Traveling on foot and by bike to avoid public transportation, Peterson took more than 400 photographs of over 200 locations in Manhattan, Brooklyn, and Queens through the spring and summer of 2020. Using his iPhone 11, he captured myriad surreal landmarks—the United Nations Secretariat with no traffic, people, or flags, Grand Central Terminal without a person or even a car in sight, as well as gelled neighborhood streets, churches, shops, and other tourist destinations.
Without people, these photos reveal the city’s primeval soul. They unveil a serene beauty most often obscured by the frenzy of our fast-paced lives. We see New York with new eyes.

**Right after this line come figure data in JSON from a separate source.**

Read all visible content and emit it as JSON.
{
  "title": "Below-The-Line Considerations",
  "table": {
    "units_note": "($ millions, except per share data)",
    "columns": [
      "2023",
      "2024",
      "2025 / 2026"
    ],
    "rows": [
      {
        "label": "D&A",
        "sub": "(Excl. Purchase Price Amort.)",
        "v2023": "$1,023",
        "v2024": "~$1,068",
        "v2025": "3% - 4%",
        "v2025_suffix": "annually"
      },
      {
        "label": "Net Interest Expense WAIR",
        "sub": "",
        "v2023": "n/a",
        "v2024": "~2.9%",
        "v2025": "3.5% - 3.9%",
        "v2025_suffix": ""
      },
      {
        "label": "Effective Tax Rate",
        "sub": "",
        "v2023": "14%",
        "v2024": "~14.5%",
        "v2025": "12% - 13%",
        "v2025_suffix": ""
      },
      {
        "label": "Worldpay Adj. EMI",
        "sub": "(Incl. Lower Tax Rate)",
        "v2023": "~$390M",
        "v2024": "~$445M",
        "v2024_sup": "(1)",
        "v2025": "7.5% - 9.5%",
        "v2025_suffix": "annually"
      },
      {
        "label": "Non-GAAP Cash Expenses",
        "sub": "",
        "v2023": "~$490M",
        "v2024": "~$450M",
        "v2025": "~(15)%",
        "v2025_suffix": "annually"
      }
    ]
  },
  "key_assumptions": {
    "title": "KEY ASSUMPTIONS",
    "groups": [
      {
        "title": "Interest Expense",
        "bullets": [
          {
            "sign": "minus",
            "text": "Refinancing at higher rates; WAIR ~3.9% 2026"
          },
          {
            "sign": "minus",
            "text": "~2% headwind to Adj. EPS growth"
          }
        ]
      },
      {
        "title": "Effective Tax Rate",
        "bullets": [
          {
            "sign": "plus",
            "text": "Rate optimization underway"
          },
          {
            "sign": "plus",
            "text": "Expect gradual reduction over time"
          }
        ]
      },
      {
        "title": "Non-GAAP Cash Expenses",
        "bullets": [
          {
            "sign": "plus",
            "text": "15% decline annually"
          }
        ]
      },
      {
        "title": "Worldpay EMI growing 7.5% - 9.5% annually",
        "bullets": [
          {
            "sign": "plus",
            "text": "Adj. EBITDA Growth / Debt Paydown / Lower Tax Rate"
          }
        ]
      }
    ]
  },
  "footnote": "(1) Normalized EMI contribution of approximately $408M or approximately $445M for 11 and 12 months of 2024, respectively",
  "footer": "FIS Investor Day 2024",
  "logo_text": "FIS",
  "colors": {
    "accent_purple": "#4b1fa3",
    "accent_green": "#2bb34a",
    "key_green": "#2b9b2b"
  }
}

The first reaction to Gregory Peterson’s poised, chilled shots of New York City is: Must be trick photography. He’s Photoshopped the people out—or else a sunny daylight in—in what must have been shots from the dead of night. But no: This is the capital of the world in lockdown. One has to go to de Chirico’s imaginary metaphysical paintings of Italian cities to find such radical depopulation.
—David Cohen, editor, Artcritical.com
During the height of the lockdown, Peterson also captures the city’s response to swelling Black Lives Matter protests that shook the world after the killing of George Floyd. For the first time in living memory, midtown Manhattan and other areas were boarded up following Memorial Day due to fears of civil unrest as, documented in the chapter “Plywood New York.”
New York: Stilled Life is a comprehensive record of a unique, vanished moment; a memento of a time we all endured and how it changed us and our cities—perhaps forever.